The 57-year-old women’s rights and development advocate who worked for years for US-funded organizations in central Daikundi province began learning English a few months ago.
She said she had previously never imagined leaving Afghanistan and that she and many others had trusted the US — which spent two decades leading foreign forces in Afghanistan, backing the now-collapsed government and spending billions of dollars on human rights and development programs.
“You supported us at that time and raised us up so we worked with you and after that you invited us to a third country (for visa processing) and now you are doing something like this,” she said.
In addition to concerns about her own safety following her advocacy work, Fatima is particularly worried about her 15-year-old daughter. She hopes she can enroll in school in the US after years out of high school, and that her 22-year-old daughter can complete her engineering degree.

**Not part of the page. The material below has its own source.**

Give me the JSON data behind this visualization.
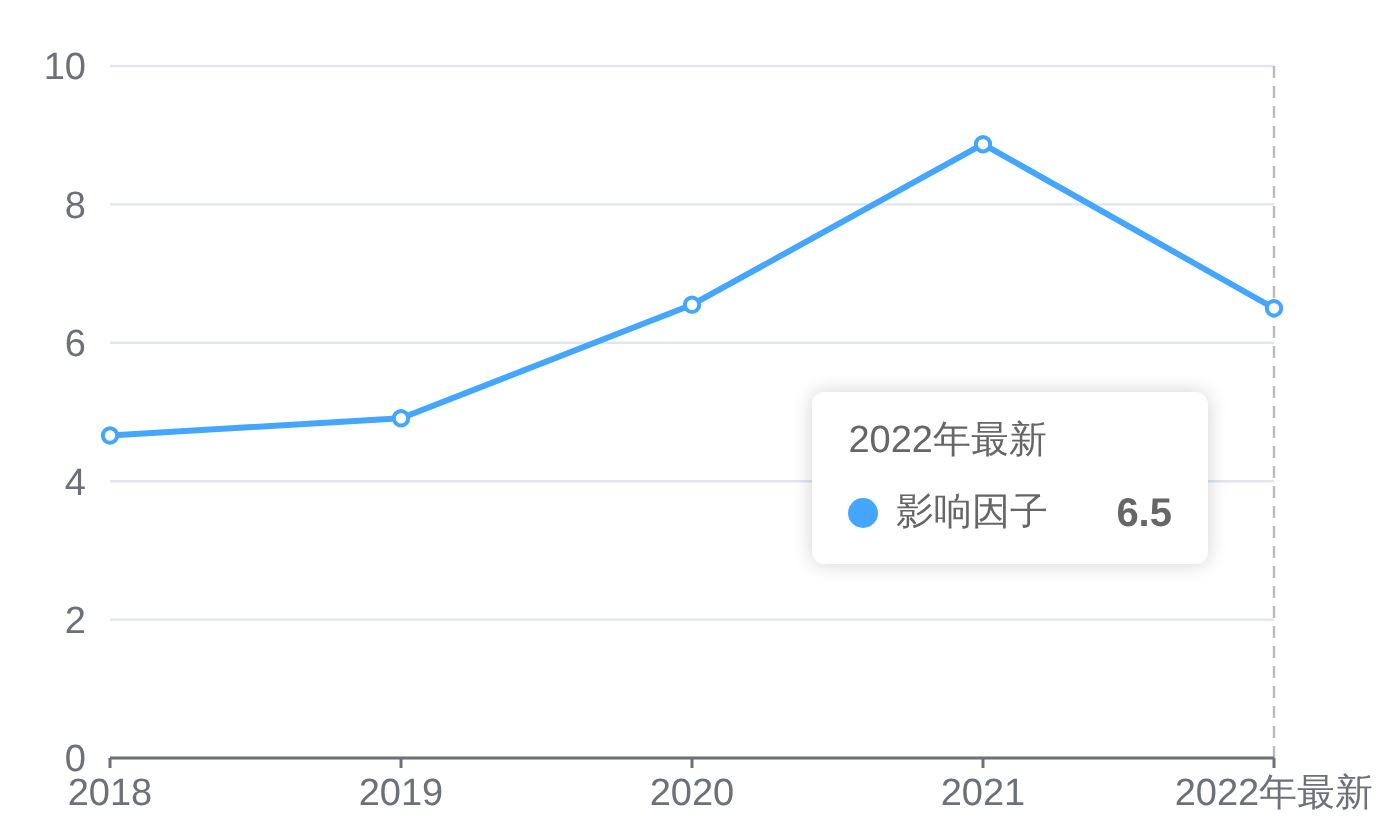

Many students and teachers said they had contacted UN agencies and the US embassy this week and were sharing any information they could find on the Internet in WhatsApp groups. But there were few clear answers.
The US embassy and State Department did not immediately provide comment in request to a question from Reuters on whether the new order would affect Afghans waiting in Pakistan for visas.
“We have been living here for three years with a hope of going to America to be safe but now when President Donald Trump came ... and told us we will not process these case or maybe we will delay it, indeed you feel betrayed,” Hasseb Ullah said.
“I just wanted to tell them respectfully that we have helped you and now we expect help back from you.”